Crise de divisas força Banco de Moçambique a intervir diretamente no setor da saúde

A escassez de divisas em Moçambique está a atingir níveis críticos, afetando setores estratégicos como o da saúde. Diante da situação, o Banco de Moçambique (BM) tem tomado medidas extraordinárias que estão a levantar preocupações entre operadores do setor e instituições bancárias comerciais.

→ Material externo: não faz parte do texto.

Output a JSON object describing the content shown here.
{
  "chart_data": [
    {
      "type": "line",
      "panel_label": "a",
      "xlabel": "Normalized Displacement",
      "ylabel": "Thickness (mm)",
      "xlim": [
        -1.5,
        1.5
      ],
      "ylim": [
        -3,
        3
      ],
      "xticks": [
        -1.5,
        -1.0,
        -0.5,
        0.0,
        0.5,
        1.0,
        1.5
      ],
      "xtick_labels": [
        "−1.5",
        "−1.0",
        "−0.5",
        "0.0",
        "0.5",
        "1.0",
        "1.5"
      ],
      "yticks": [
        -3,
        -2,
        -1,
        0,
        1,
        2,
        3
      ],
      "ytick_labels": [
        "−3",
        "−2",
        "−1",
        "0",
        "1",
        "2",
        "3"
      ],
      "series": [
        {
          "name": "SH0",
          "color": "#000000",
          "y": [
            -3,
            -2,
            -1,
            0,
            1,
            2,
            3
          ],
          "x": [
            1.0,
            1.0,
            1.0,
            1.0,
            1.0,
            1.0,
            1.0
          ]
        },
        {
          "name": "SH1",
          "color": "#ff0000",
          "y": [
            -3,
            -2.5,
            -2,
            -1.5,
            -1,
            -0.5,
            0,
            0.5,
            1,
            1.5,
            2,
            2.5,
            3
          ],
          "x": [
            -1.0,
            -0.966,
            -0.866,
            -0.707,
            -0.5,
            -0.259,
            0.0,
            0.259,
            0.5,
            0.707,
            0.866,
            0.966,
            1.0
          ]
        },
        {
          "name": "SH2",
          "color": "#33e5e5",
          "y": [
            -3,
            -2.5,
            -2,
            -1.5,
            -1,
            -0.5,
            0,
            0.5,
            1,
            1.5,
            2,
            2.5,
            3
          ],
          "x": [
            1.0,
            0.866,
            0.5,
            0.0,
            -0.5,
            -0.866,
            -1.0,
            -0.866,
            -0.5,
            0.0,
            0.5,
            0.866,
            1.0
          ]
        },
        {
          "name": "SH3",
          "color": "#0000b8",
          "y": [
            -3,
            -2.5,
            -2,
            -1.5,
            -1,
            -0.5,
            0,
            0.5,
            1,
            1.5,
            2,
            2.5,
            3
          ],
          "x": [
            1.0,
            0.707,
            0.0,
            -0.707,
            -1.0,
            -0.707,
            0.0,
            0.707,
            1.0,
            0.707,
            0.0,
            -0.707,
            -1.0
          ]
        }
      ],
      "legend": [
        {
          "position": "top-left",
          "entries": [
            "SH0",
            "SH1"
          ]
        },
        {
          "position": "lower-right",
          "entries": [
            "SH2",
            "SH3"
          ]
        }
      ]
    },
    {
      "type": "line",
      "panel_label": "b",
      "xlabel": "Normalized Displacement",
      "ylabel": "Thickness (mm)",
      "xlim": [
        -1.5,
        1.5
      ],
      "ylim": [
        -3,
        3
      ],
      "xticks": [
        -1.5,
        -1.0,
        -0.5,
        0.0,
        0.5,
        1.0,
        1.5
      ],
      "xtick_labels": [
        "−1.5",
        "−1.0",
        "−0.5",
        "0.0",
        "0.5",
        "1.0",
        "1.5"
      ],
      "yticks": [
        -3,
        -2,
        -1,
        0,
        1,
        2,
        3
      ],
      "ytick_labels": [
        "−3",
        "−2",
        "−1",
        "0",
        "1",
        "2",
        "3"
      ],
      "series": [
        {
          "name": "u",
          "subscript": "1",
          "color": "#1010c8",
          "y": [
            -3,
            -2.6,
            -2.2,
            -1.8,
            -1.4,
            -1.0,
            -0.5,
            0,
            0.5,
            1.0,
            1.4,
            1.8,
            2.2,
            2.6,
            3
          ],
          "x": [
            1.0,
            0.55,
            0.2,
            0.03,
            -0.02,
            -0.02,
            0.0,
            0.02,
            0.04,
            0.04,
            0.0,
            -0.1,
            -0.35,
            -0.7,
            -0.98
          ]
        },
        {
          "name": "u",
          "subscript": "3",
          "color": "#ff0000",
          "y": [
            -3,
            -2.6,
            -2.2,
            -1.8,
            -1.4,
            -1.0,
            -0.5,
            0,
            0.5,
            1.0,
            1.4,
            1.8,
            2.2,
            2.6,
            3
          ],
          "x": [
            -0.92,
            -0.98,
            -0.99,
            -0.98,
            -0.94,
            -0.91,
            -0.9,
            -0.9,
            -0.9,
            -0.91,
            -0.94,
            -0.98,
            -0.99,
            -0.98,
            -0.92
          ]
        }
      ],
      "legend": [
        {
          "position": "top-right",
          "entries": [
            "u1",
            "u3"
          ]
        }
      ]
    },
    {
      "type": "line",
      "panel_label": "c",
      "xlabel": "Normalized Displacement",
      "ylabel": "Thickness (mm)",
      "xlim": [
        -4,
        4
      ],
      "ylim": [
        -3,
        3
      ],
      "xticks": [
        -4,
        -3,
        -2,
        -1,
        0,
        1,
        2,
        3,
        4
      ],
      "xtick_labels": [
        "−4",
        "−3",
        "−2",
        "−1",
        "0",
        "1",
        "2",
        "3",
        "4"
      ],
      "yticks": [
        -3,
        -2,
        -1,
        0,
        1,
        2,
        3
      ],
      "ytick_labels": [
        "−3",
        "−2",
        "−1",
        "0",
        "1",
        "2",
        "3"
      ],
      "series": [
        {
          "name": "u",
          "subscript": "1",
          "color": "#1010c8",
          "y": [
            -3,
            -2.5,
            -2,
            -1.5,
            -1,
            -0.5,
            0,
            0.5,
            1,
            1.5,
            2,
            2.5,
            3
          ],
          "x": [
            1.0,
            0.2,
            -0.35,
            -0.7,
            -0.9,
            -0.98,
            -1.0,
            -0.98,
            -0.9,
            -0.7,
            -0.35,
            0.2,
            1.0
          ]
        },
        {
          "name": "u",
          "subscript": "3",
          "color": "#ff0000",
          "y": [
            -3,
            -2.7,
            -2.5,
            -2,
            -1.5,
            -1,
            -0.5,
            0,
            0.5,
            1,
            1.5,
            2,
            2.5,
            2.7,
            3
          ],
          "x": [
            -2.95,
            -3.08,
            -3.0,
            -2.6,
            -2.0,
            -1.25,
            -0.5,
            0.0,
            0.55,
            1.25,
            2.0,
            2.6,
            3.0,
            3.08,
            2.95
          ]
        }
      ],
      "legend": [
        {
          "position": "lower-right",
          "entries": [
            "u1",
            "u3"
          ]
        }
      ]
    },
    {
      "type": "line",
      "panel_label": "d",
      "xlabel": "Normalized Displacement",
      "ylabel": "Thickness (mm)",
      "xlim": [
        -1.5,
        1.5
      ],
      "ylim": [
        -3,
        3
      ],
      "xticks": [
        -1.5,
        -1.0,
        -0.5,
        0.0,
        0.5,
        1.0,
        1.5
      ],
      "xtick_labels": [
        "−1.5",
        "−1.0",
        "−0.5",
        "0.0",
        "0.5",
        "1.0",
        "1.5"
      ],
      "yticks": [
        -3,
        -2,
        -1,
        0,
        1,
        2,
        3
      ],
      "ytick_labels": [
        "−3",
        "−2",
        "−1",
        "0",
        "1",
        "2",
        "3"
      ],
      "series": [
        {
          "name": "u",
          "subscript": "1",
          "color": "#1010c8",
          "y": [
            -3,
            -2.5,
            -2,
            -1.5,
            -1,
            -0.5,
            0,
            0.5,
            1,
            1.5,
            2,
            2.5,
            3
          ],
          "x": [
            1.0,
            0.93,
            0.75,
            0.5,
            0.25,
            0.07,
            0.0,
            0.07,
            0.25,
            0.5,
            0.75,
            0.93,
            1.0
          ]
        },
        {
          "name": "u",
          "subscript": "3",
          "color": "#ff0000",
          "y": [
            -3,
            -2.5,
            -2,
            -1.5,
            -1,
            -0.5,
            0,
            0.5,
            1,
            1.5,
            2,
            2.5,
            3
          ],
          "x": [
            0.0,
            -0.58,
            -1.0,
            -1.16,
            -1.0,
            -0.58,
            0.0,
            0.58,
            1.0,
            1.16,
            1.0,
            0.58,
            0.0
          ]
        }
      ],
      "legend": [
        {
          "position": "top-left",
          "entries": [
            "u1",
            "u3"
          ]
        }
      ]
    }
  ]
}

Durante uma reunião recente com o Ministro da Saúde, Ussene Isse, os importadores de medicamentos e equipamentos médicos foram instruídos a enviar diretamente à Central de Medicamentos toda a documentação necessária para importações, incluindo as faturas. A Central, que possui uma conta em moeda estrangeira no Banco de Moçambique, fará os pagamentos diretamente aos fornecedores internacionais, principalmente localizados na Índia.

Essa abordagem representa uma mudança profunda na forma como o sistema financeiro nacional opera. O Banco Central está, na prática, a substituir os bancos comerciais em operações que, tradicionalmente, não são da sua alçada. A alegada falta de divisas nos bancos comerciais é a justificação apresentada pelo BM, mas a decisão levanta receios quanto à transparência e ao funcionamento normal do sistema.

A Associação dos Importadores e Produtores de Medicamentos de Moçambique (AIPROMEM) alerta que a situação poderá provocar a escassez generalizada de medicamentos, tanto em hospitais públicos quanto em farmácias privadas. A presidente da AIPROMEM, Mariamo Aly Hassane, afirmou que os atuais fornecimentos dependem de acordos de crédito com prazos de até 90 dias, mas há o risco de interrupção. “A continuar assim, em breve o país poderá enfrentar uma ruptura completa no fornecimento de medicamentos”, declarou.

Hassane também destacou que, embora alguns bancos tentem facilitar as importações, o bloqueio na emissão dos termos de compromisso está a travar o processo. Segundo ela, até as importações pós-pagamento enfrentam dificuldades no desalfandegamento, justamente pela ausência desses documentos. A situação é agravada pelo receio dos bancos em assumir compromissos que talvez não consigam honrar.

Entretanto, a crise monetária vai além do setor da saúde. Segundo o economista Egas Daniel, a atuação do Banco de Moçambique está a distorcer o funcionamento do mercado cambial. Ele alerta para os riscos de instabilidade, caso o BM continue a intervir sem considerar os fundamentos de mercado. “Estamos a caminhar para um cenário onde o câmbio pode fugir ao controlo e tornar-se insustentável”, explicou.

Daniel também apontou que os bancos operam sob uma vigilância intensa do regulador, o que inclui inspeções frequentes e ações punitivas. Citou o caso do Standard Bank, que em 2021 foi suspenso do mercado interbancário, como exemplo da postura agressiva da autoridade monetária.

A Confederação das Associações Económicas (CTA) já manifestou preocupação com os impactos das medidas do BM no acesso a divisas. Estima-se que há cerca de 500 milhões de dólares em operações internacionais pendentes, entre importações, envio de lucros ao exterior e outras transações.

Essa realidade já tem reflexos concretos na economia: projetos parados, redução da produção, aumento de custos operacionais e retração do investimento privado. O setor da saúde, em particular, é um dos mais afetados — e, ao contrário de outros, não pode esperar.